If you’re concerned about spoilers before reading this, you might wish to stop now, because the part I’m taking issue with is the big twist just before the story’s climax. It turns out that the Front Line have been secretly ruling the world all this time, using their super-power to dispatch anyone who doesn’t fit into their New World Order. And Joshua wasn’t a hero by choice, so much as a damaged pathological people-pleaser planted amidst the Front Line by the FBI. And once Joshua takes out the Front Line, the entire world falls apart, and the last panel has a news report talking about a plane being crashed into the White House.
So Front Line Carrick Masterson basically ends up as an extremely diluted version of Watchmen’s Ozymandias, the hero with the grossly unethical master plan for peace. Similarly, both antagonists start out appearing heroic, but were scheming all along ( while hints were being dropped ). However, where Ozymandias was complex in the way he justified his actions, and managed to more or less pull them off, Carrick is in the realm of “ republic serial villain “. He talks about saving the world so there will be “ more people to breed girls who I will inevitably fuck “-- and he implies that he always had this sort of mentality, as opposed to starting out idealistic and becoming jaded and cynical over the decades. If the story ends up as a conflict between him and Joshua, it’s a matter of rooting for imperious puppetmaster versus traumatized government pawn. Since the latter rips out a man’s spine and wears it as a strap-on for no good reason ( other than to justify Avatar Press’ mature label ), there’s nobody to sympathize with.
It starts off very well, true, but these revelations make you realize that any decent traits the characters had at the beginning were an illusion. If Front Line all die? They’ve been ruling a secret empire and dispatching dissidents, so that’s fine. If the world’s governments all die? They started it by allowing the world to get so out of control that the need for a Front Line would arise, so that’s fine too. The people caught in the middle? Don’t really appear, so they don’t really matter. It’s an exercise in cultural critique that doesn’t even try to show solutions to the problems it’s presenting, which is fine for a freshman creative writing workshop, but not for a professional comics writer who’s received critical acclaim partly for his ability to avoid such shallow satire.

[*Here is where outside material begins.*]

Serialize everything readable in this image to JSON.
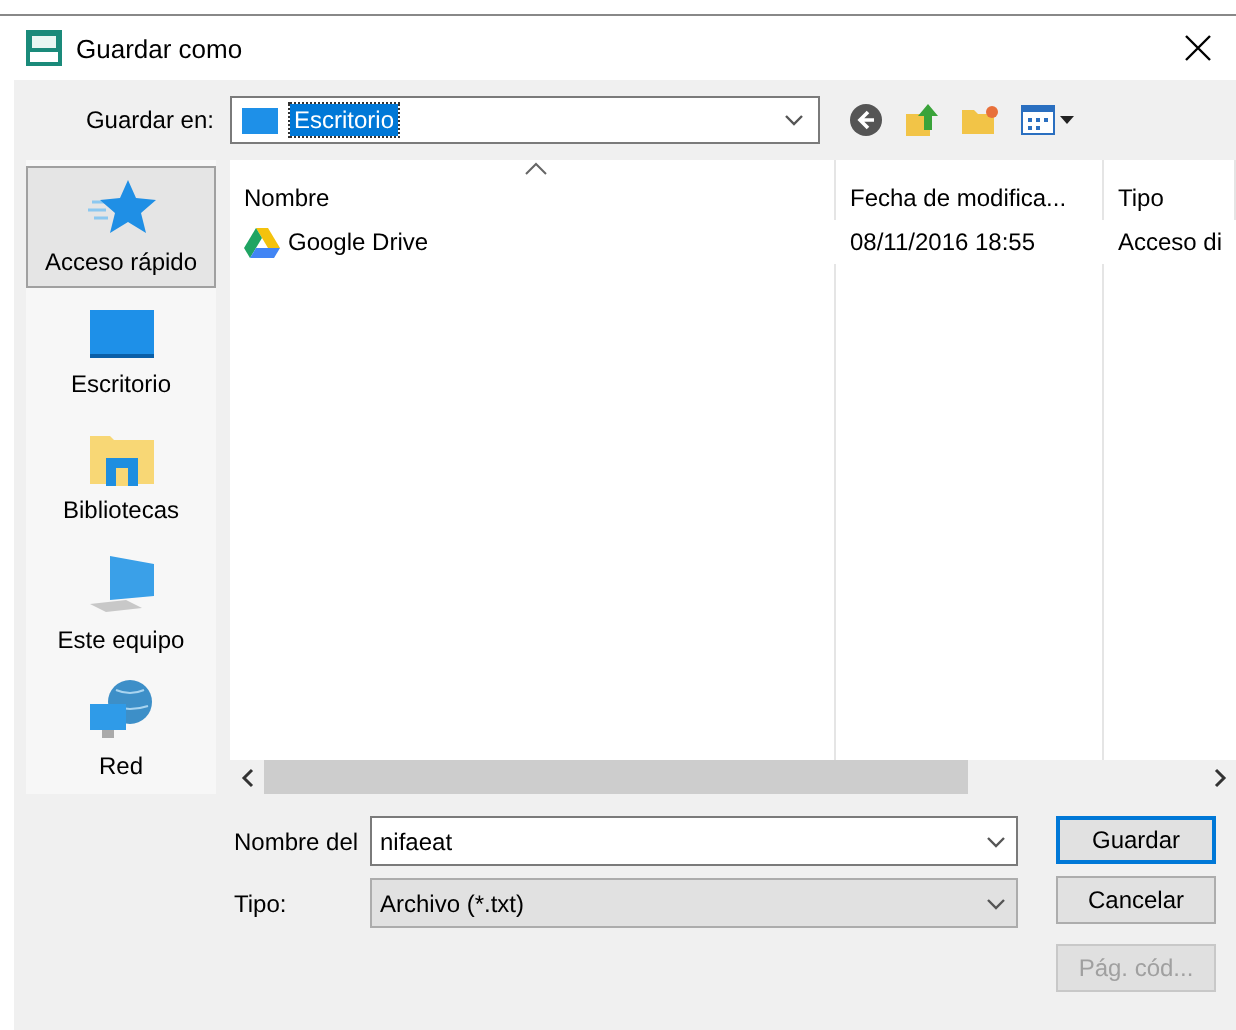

In order to enjoy No Hero, you shouldn’t take it seriously. You should enjoy it for Juan Jose Ryp’s visuals, his intricate, nightmarish scenes and his superhero spoof covers. You should enjoy it for the science fiction examination of the super serum, and the novel exploration of possible side-effects. And you should enjoy it for Ellis’ dialogue, which has a great sarcastic wit. But you can get all these things in Black Summer, which backs them up with a story that doesn’t reduce its characters to nihilistic stereotype.